Zoulikha heißt eine dieser Widerstandskämpferinnen. Sie ist die Heldin von Djebars jüngstem Buch Frau ohne Begräbnis. Die Autorin schreibt im Epilog, dass Zoulikha immer noch lebt, "aber nur in der Erinnerung ihrer beiden Töchter." Um ihre "Leidensgeschichte" wachzurufen, kehrt Djebar 1975 - dreizehn Jahre nach der Unabhängigkeit Algeriens - in ihre Heimatstadt Caesarea zurück. Auf deren Hügel hört sie drei Tage lang die Erzählungen von Zoulikhas Töchtern und Freundinnen an. 1981 schreibt sie die erste Fassung in Paris und zwanzig Jahre später die endgültige in New York.

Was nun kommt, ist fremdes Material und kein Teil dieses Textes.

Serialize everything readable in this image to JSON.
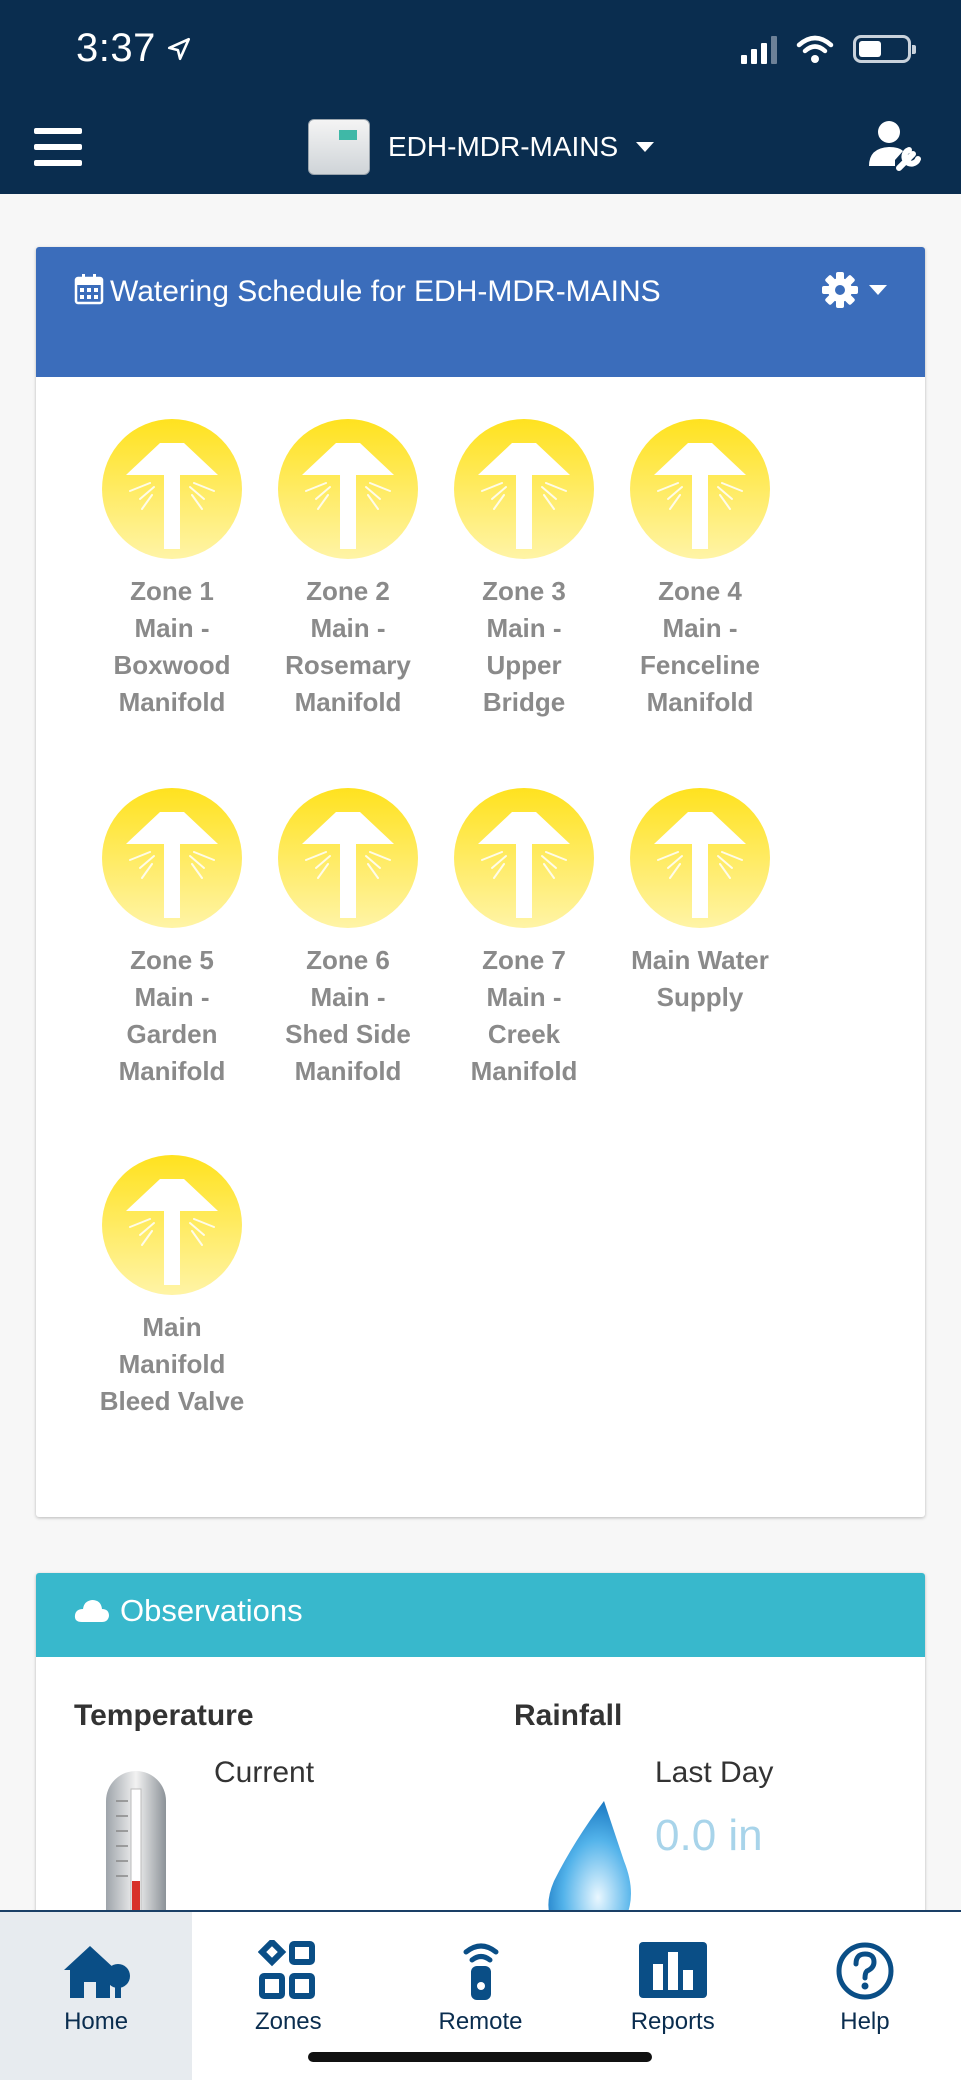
{
  "status_bar": {
    "time": "3:37"
  },
  "header": {
    "device_name": "EDH-MDR-MAINS"
  },
  "schedule": {
    "title": "Watering Schedule for EDH-MDR-MAINS",
    "zones": [
      {
        "lines": [
          "Zone 1",
          "Main -",
          "Boxwood",
          "Manifold"
        ]
      },
      {
        "lines": [
          "Zone 2",
          "Main -",
          "Rosemary",
          "Manifold"
        ]
      },
      {
        "lines": [
          "Zone 3",
          "Main -",
          "Upper",
          "Bridge"
        ]
      },
      {
        "lines": [
          "Zone 4",
          "Main -",
          "Fenceline",
          "Manifold"
        ]
      },
      {
        "lines": [
          "Zone 5",
          "Main -",
          "Garden",
          "Manifold"
        ]
      },
      {
        "lines": [
          "Zone 6",
          "Main -",
          "Shed Side",
          "Manifold"
        ]
      },
      {
        "lines": [
          "Zone 7",
          "Main -",
          "Creek",
          "Manifold"
        ]
      },
      {
        "lines": [
          "Main Water",
          "Supply"
        ]
      },
      {
        "lines": [
          "Main",
          "Manifold",
          "Bleed Valve"
        ]
      }
    ]
  },
  "observations": {
    "title": "Observations",
    "temperature": {
      "heading": "Temperature",
      "label": "Current"
    },
    "rainfall": {
      "heading": "Rainfall",
      "label": "Last Day",
      "value": "0.0 in"
    }
  },
  "nav": {
    "home": "Home",
    "zones": "Zones",
    "remote": "Remote",
    "reports": "Reports",
    "help": "Help"
  },
  "colors": {
    "header_bg": "#0a2d4f",
    "schedule_header": "#3b6dbb",
    "observations_header": "#38b8cc",
    "sprinkler_yellow": "#ffe633"
  }
}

Von vielen Stimmen eingeleitet, stellt sich das Oratorium Frau ohne Begräbnis in dreizehn Sätzen dar. Die abenteuerliche Geschichte Zoulikhas verschmilzt mit der Kindheit ihrer Töchter, verbindet sich mit den Erinnerungen einer Wahrsagerin und Mitkämpferin, die mit Stolz über die gefährlichen Aktivitäten eines von Zoulikha ins Leben gerufenen geheimen Frauennetzwerkes erzählt. Dieses eindrucksvolle Tonstück schwebt über den historischen und politischen Ereignissen in Algerien. Wie in ihren anderen Büchern bettet die unbestechliche Chronistin ihres Landes individuelle Schicksale in die kollektive Geschichte ein, verflicht berichtende Überlieferungen mit eigenen Eindrücken aktuellen Geschehens.

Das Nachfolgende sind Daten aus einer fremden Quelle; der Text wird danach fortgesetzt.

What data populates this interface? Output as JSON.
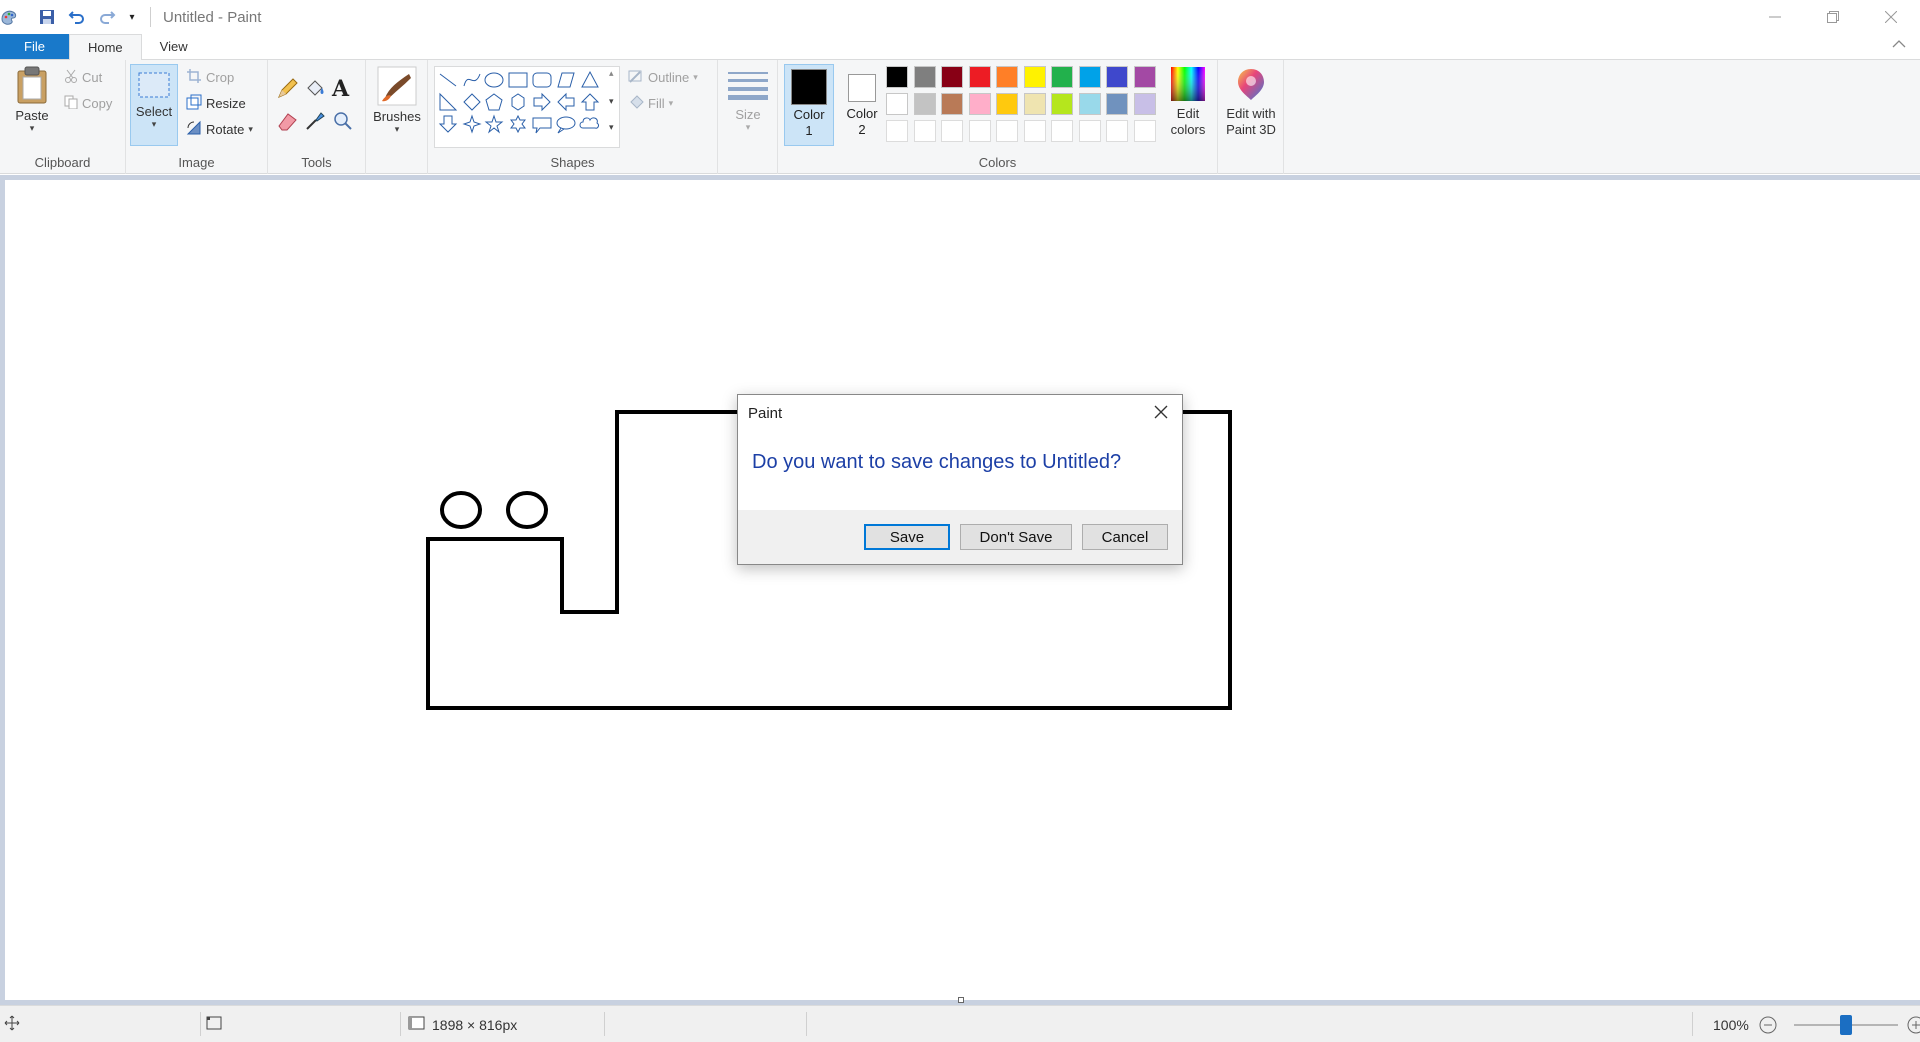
{
  "window": {
    "title": "Untitled - Paint",
    "controls": [
      "minimize",
      "restore",
      "close"
    ]
  },
  "ribbon_tabs": {
    "file": "File",
    "home": "Home",
    "view": "View"
  },
  "clipboard": {
    "paste": "Paste",
    "cut": "Cut",
    "copy": "Copy",
    "group_label": "Clipboard"
  },
  "image": {
    "select": "Select",
    "crop": "Crop",
    "resize": "Resize",
    "rotate": "Rotate",
    "group_label": "Image"
  },
  "tools": {
    "group_label": "Tools",
    "items": [
      "pencil-icon",
      "fill-icon",
      "text-icon",
      "eraser-icon",
      "color-picker-icon",
      "magnifier-icon"
    ]
  },
  "brushes": {
    "label": "Brushes"
  },
  "shapes": {
    "outline": "Outline",
    "fill": "Fill",
    "group_label": "Shapes"
  },
  "size": {
    "label": "Size"
  },
  "colors": {
    "color1_label_1": "Color",
    "color1_label_2": "1",
    "color2_label_1": "Color",
    "color2_label_2": "2",
    "color1_value": "#000000",
    "color2_value": "#ffffff",
    "edit_colors_1": "Edit",
    "edit_colors_2": "colors",
    "group_label": "Colors",
    "palette_row1": [
      "#000000",
      "#7f7f7f",
      "#880015",
      "#ed1c24",
      "#ff7f27",
      "#fff200",
      "#22b14c",
      "#00a2e8",
      "#3f48cc",
      "#a349a4"
    ],
    "palette_row2": [
      "#ffffff",
      "#c3c3c3",
      "#b97a57",
      "#ffaec9",
      "#ffc90e",
      "#efe4b0",
      "#b5e61d",
      "#99d9ea",
      "#7092be",
      "#c8bfe7"
    ]
  },
  "paint3d": {
    "line1": "Edit with",
    "line2": "Paint 3D"
  },
  "dialog": {
    "title": "Paint",
    "message": "Do you want to save changes to Untitled?",
    "save": "Save",
    "dont_save": "Don't Save",
    "cancel": "Cancel"
  },
  "statusbar": {
    "canvas_size": "1898 × 816px",
    "zoom": "100%"
  }
}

In ihrem 2001 erschienenen Band Oran-Algerische Nacht, schildert Djebar anhand von einfühlsamen und lebendigen Porträts den Algerienkonflikt, der 1991 ausbrach, nachdem die Armee die von der Islamischen Heilfront (FIS) gewonnenen Parlamentswahlen annullierte. Kunstvoll malt Djebar die Auswirkungen des blutigen Kampfes zwischen dem Regime und den in den Untergrund abgetauchten FIS-Anhängern auf das Leben einzelner Frauen aus. Die Geschichten zeigen nicht nur den schrecklichen Terror und die nackte Gewalt, sie stellen auch den Lebensmut und die Stärke der Frauen und Familien dar - über das Entsetzen hinweg.

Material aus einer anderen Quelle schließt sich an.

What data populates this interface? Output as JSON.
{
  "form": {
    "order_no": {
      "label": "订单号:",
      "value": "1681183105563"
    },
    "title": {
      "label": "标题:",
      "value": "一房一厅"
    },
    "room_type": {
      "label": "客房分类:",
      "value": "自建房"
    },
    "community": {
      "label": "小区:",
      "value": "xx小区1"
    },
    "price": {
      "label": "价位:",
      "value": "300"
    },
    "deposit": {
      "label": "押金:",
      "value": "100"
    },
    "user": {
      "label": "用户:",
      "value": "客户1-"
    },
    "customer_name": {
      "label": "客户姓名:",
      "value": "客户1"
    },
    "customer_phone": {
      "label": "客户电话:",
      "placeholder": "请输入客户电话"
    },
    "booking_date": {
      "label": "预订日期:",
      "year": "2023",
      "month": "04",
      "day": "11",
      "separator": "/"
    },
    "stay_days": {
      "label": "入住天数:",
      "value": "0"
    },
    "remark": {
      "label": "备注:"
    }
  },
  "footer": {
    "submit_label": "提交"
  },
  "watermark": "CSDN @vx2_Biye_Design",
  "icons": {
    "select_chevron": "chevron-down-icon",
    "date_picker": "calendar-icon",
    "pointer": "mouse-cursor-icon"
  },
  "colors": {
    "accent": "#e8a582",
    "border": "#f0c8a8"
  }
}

In Frau ohne Begräbnis blickt Assia Djebar wieder zurück auf den sieben Jahre andauernden Befreiungskrieg Algeriens gegen die Kolonialmacht Frankreich vor gut 40 Jahren. Ihre Protagonistin Zoulikha stand 1956 und 1957 tatsächlich nicht nur im Zentrum des Kampfes, sondern auch in der Mitte einer Organisation, die wie eine Brücke zwischen Partisanen in den Bergen und den Stadtbewohnern in Caesarea funktionierte. Sie war 42, als sie ihren dritten Ehemann bei den Partisanen verlor. Zoulikha sah sich dann gezwungen, ihre beiden noch kleinen Kinder ihrer älteren Tochter anzuvertrauen und sich den Widerstandskämpfern anzuschließen. Kurz danach wird sie von den französischen Soldaten verhaftet, bestialisch gefoltert und dann als vermisst gemeldet. Djebar hat herausgefunden, dass sie kurz zuvor eine aufwühlende Rede hielt - "mit der sie sich in die Lüfte erhob. Wie eine Vogel-Frau in dem Mosaik der Stadt, erscheint sie ihren Mitbürgern heute halb ausgelöscht zu sein. Doch ihr Lied ist geblieben", schreibt Djebar im Epilog.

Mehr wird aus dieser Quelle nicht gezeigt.